Ramalan Bos BI: Ekonomi Kuartal III-2022 Tumbuh di Atas 5,5 Persen

Jakarta, IDN Times - Gubernur Bank Indonesia (BI) Perry Warjiyo, memprediksi pertumbuhan ekonomi kuartal III-2022 bisa lebih dari 5,5 persen secara year on year (yoy).
Adapun angka pertumbuhan ekonomi kuartal III-2022 akan diumumkan oleh Badan Pusat Statistik (BPS), pada Senin (7/11) mendatang.
"Kami masih optimis triwulan III masih lebih tinggi dari 5,5 persen," kata Perry dalam konferensi pers hasil rapat Komite Stabilitas Sistem Keuangan (KSSK), Kamis (3/11/2022).
1. Kinerja ekspor hingga jasa keuangan masih terus positif

Adapun proyeksi itu didasari pada beberapa kinerja perekonomian Indonesia pada kuartal III-2022, seperti indeks harga penjualan, indeks harga konsumen, pertumbuhan kredit, neraca transaksi berjalan, dan juga kinerja ekspor.
Khususnya dari sisi perbankan, KSSK mencatat kredit perbankan pada September 2022 tumbuh sebesar 11 persen (yoy), didorong oleh jenis kredit modal kerja yang tumbuh sebesar 12,26 persen (yoy), dan pertumbuhan kredit debitur korporasi sebesar 12,97 persen (yoy).
Selain itu, Dana Pihak Ketiga (DPK) tumbuh sebesar 6,77 persen (yoy), didorong giro dan tabungan yang tumbuh masing-masing sebesar 13,52 persen (yoy) dan 10,05 persen (yoy).
2. BI prediksi inflasi di akhir tahun lebih rendah dari 6,3 persen

Di sisi lain, BI juga memprediksi inflasi indeks harga konsumen (IHK) bisa lebih rendah dari yang diperkirakan sebelumnya.
"Akhir tahun semula kami perkirakan 6,6 persen, dengan realisasi ini maka bisa lebih rendah dari 6,3 persen, itu inflasi IHK," ucap Perry.
Begitu juga dengan inflasi inti.
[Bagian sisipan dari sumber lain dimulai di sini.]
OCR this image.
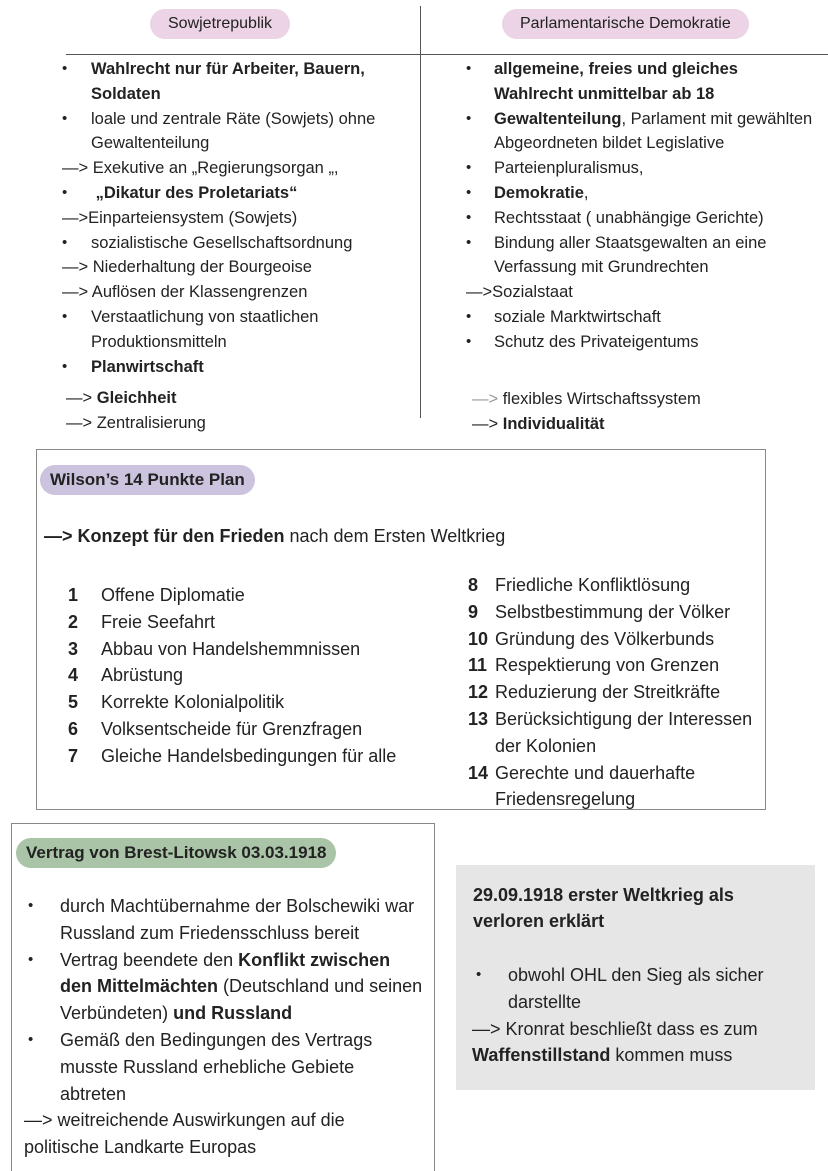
Sowjetrepublik	Parlamentarische Demokratie
• Wahlrecht nur für Arbeiter, Bauern, Soldaten
• loale und zentrale Räte (Sowjets) ohne Gewaltenteilung
—> Exekutive an „Regierungsorgan „,
• „Dikatur des Proletariats“
—>Einparteiensystem (Sowjets)
• sozialistische Gesellschaftsordnung
—> Niederhaltung der Bourgeoise
—> Auflösen der Klassengrenzen
• Verstaatlichung von staatlichen Produktionsmitteln
• Planwirtschaft
—> Gleichheit
—> Zentralisierung
• allgemeine, freies und gleiches Wahlrecht unmittelbar ab 18
• Gewaltenteilung, Parlament mit gewählten Abgeordneten bildet Legislative
• Parteienpluralismus,
• Demokratie,
• Rechtsstaat ( unabhängige Gerichte)
• Bindung aller Staatsgewalten an eine Verfassung mit Grundrechten
—>Sozialstaat
• soziale Marktwirtschaft
• Schutz des Privateigentums
—> flexibles Wirtschaftssystem
—> Individualität
Wilson’s 14 Punkte Plan
—> Konzept für den Frieden nach dem Ersten Weltkrieg
1 Offene Diplomatie
2 Freie Seefahrt
3 Abbau von Handelshemmnissen
4 Abrüstung
5 Korrekte Kolonialpolitik
6 Volksentscheide für Grenzfragen
7 Gleiche Handelsbedingungen für alle
8 Friedliche Konfliktlösung
9 Selbstbestimmung der Völker
10 Gründung des Völkerbunds
11 Respektierung von Grenzen
12 Reduzierung der Streitkräfte
13 Berücksichtigung der Interessen der Kolonien
14 Gerechte und dauerhafte Friedensregelung
Vertrag von Brest-Litowsk 03.03.1918
• durch Machtübernahme der Bolschewiki war Russland zum Friedensschluss bereit
• Vertrag beendete den Konflikt zwischen den Mittelmächten (Deutschland und seinen Verbündeten) und Russland
• Gemäß den Bedingungen des Vertrags musste Russland erhebliche Gebiete abtreten
—> weitreichende Auswirkungen auf die politische Landkarte Europas
29.09.1918 erster Weltkrieg als verloren erklärt
• obwohl OHL den Sieg als sicher darstellte
—> Kronrat beschließt dass es zum Waffenstillstand kommen muss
Adapun prediksi itu didasari pada tingkat inflasi di bulan Oktober yang lebih rendah dari perkiraan BI.
"Inflasi inti Oktober kemarin 3,3 persen. Semula kita perkirakan dulu adalah 3,7 persen. Ini inflasi inti juga lebih rendah. Di akhir tahun semula inflasi Inti bisa mencapai 4,3 persen, ini dengan realisasi, inflasi inti bisa lebih rendah dari 4,3 persen," kata Perry.
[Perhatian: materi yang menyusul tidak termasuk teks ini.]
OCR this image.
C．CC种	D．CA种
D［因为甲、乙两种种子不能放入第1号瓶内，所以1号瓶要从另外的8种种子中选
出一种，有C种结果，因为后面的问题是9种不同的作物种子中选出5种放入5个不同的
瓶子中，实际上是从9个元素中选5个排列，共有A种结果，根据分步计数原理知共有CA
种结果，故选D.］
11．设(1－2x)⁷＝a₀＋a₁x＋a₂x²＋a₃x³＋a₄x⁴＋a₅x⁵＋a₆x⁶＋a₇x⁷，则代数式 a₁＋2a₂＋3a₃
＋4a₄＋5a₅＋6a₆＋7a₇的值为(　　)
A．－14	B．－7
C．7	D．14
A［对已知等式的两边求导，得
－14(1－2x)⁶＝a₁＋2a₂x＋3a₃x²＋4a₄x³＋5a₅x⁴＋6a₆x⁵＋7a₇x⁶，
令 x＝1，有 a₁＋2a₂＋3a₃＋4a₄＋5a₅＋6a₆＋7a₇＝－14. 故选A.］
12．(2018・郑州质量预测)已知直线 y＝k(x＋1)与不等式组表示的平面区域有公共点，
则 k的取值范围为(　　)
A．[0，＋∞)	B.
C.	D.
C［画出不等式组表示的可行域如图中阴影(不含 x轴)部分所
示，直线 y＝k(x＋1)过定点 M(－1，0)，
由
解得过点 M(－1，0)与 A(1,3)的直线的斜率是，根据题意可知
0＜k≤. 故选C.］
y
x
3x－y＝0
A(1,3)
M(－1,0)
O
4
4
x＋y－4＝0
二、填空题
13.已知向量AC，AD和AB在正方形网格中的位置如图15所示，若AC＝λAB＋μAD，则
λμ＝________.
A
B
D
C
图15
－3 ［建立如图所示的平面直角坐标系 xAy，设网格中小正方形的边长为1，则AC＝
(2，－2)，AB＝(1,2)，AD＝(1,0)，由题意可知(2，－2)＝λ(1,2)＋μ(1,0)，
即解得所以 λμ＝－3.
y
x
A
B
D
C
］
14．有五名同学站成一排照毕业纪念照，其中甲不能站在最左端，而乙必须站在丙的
3. Inflasi lebih rendah karena pengendalian harga pangan hingga stabilisasi nilai tukar rupiah

Perry menjabarkan tiga faktor yang membuat inflasi akan lebih rendah dari prediksi sebelumnya. Pertama, adanya pengendalian harga pangan yang dilakukan pemerintah pusat dan pemerintah daerah (pemda), dan juga dampak kenaikan harga BBM yang lebih rendah pada putaran kedua dan ketiga.
"Jadi salah satunya koordinasi pemerintah pusat dan daerah mengendalikan inflasi pangan, TPID, GNPIP, bahkan Bu Menteri memberikan insentif kepada para gubernur, wali kota, bupati yang bisa menurunkan inflasi pangan diberikan insentif," ucap Perry.
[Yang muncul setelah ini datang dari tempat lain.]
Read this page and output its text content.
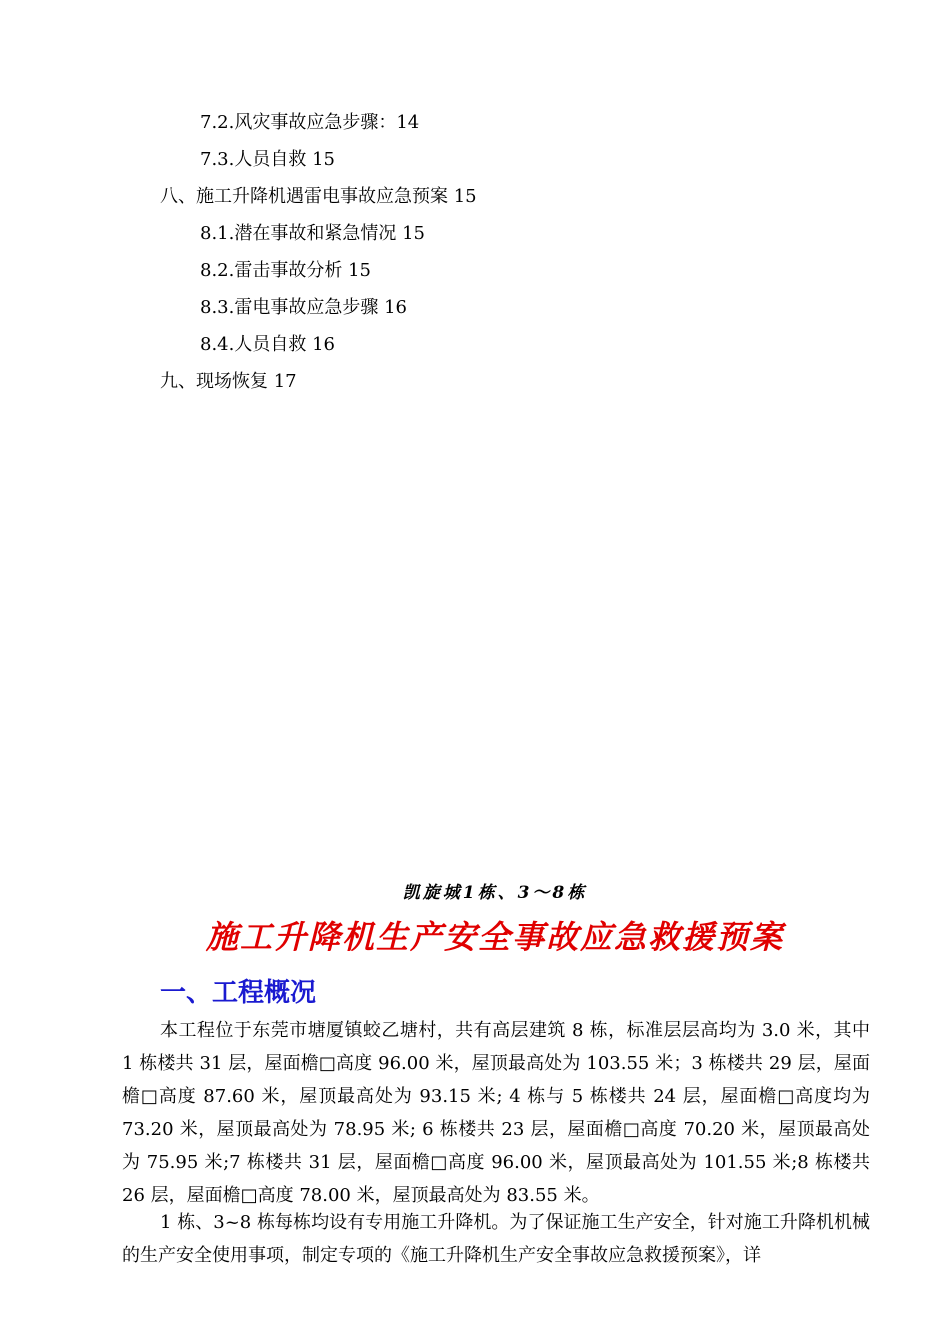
7.2.风灾事故应急步骤：14
7.3.人员自救 15
八、施工升降机遇雷电事故应急预案 15
8.1.潜在事故和紧急情况 15
8.2.雷击事故分析 15
8.3.雷电事故应急步骤 16
8.4.人员自救 16
九、现场恢复 17
凯旋城1栋、3～8栋
施工升降机生产安全事故应急救援预案
一、工程概况

本工程位于东莞市塘厦镇蛟乙塘村，共有高层建筑 8 栋，标准层层高均为 3.0 米，其中 1 栋楼共 31 层，屋面檐□高度 96.00 米，屋顶最高处为 103.55 米；3 栋楼共 29 层，屋面檐□高度 87.60 米，屋顶最高处为 93.15 米; 4 栋与 5 栋楼共 24 层，屋面檐□高度均为 73.20 米，屋顶最高处为 78.95 米; 6 栋楼共 23 层，屋面檐□高度 70.20 米，屋顶最高处为 75.95 米;7 栋楼共 31 层，屋面檐□高度 96.00 米，屋顶最高处为 101.55 米;8 栋楼共 26 层，屋面檐□高度 78.00 米，屋顶最高处为 83.55 米。

1 栋、3~8 栋每栋均设有专用施工升降机。为了保证施工生产安全，针对施工升降机机械的生产安全使用事项，制定专项的《施工升降机生产安全事故应急救援预案》，详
Kedua, stabilisasi nilai tukar rupiah (NTR) dengan tetap berada di pasar sebagai bagian dari upaya pengendalian inflasi, terutama imported inflation melalui intervensi di pasar valas serta pembelian/penjualan SBN di pasar sekunder.
"Kalau kita lihat seluruh negara mengalami dampak dari uapnya dolar. Dolar sangat-sangat super strong. Year to date sudah menguat atau apresiasi hampir 20 persen, 19 persen," kata dia.
Menurut Perry, upaya itu berhasil menjaga depresiasi NTR lebih rendah dibandingkan negara-negara lain.
Adapun faktor ketiga, upaya pengendalian inflasi dengan kenaikan suku bunga acuan atau BI 7-Day Reverse Repo Rate (BI7DRR) sebesar 125 basis poin (bps) menjadi 4,75 persen.
"Keputusan ini sebagai langkah front loaded, pre-emptive, dan forward looking untuk menurunkan ekspektasi inflasi yang saat ini terlalu tinggi dan memastikan inflasi inti kembali ke dalam sasaran 3 persen plus minus 1 persen lebih awal yaitu ke paruh pertama 2023," kata Perry.